La rareté des précipitations hivernales a eu un autre effet, celui de limiter le lessivage d’azote, donc de laisser des reliquats azotés après hiver dans le sol relativement élevés, et bien répartis dans les différents horizons du sol. « Sur 70 mesures, nous avons obtenu un reliquat moyen de 80 unités, allant de 100 unités dans les parcelles recevant des déjections animales, à 60 unités dans les parcelles n’en recevant pas, contre 40 unités en général dans ces situations », rapporte Claire Buy. Un autre phénomène peut être avancé pour expliquer ce phénomène : les rendements qui n’ont pas été à la hauteur des apports effectués l’an passé, ce qui a pu laisser une part d’azote dans le sol.

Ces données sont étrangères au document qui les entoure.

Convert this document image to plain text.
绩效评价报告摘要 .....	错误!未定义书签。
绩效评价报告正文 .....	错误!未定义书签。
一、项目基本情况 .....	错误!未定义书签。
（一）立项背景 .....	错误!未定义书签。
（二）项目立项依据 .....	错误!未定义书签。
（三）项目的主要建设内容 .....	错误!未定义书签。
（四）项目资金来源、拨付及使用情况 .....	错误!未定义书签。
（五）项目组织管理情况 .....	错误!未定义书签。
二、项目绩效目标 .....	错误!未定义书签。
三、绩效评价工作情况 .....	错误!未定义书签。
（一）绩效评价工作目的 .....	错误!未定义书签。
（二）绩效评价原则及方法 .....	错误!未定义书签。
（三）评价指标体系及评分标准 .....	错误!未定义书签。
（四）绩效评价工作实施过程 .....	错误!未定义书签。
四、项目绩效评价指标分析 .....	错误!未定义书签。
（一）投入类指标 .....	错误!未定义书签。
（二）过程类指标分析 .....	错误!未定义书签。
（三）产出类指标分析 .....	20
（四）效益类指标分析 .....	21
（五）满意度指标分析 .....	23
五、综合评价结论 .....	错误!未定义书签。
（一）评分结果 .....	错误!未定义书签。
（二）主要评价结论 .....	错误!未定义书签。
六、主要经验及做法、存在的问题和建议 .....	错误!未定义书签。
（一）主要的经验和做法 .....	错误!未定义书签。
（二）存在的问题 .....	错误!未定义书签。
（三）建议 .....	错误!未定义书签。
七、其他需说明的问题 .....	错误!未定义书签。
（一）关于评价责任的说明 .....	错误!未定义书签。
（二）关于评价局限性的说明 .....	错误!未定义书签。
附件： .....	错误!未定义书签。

Quoi qu’il en soit, les doses d’azote à apporter prescrites grâce à la méthode du bilan ont été relativement faibles. Le premier et le deuxième apport d’azote ont été bien valorisés. Quant au troisième, les mesures effectuées au N-tester ont conduit à réaliser une impasse dans la moitié des cas, et à effectuer un dernier apport dans l’autre, parfois davantage que préconisé par la méthode du bilan. Peut-être parce qu’étant donné les bonnes conditions ces blés n’ont pas eu à faire de racines très profondes donc n’ont pas complètement exploré les horizons inférieurs. Ou bien parce que, comme la montaison a été longue, l’azote a mis du temps à être utilisé et une partie a pu être réorganisée dans le sol avant d’être utilisée. « Le moteur de la valorisation de l’azote, c’est la croissance du blé, rappelle Jean-Louis Galais. Si l’azote n’est pas absorbé par le blé, il part dans le sol. » Et son coefficient d’absorption s’en trouve dégradé.

Des maladies discrètes

Au vu des précipitations régulières, la pression cryptogamique aurait pu être plus élevée qu’elle ne l’a été. « La septoriose est apparue plus tard que ce à quoi on s’attendait, début mai », rapporte Claire Buy. Pour se développer, l’agent de la septoriose requiert une température minimale de 12 °C. Or, lors des premières précipitations du mois d’avril, cette température seuil n’était pas atteinte, donc ces pluies n’ont pas été contaminantes. Conséquence : les traitements ont pu être décalés assez tard dans la saison. Et ceux qui ont été effectués prématurément ont parfois dû être rattrapés par un second passage. « Mais il n’est pas rare qu’un traitement autour de la mi-mai ait suffi à protéger le blé », constate Claire Buy. En effet, en plus d’une septoriose tardive et discrète, le temps sec autour de la floraison a limité le risque de contamination par la fusariose. Un traitement qui a donc pu être économisé dans pas mal de situations.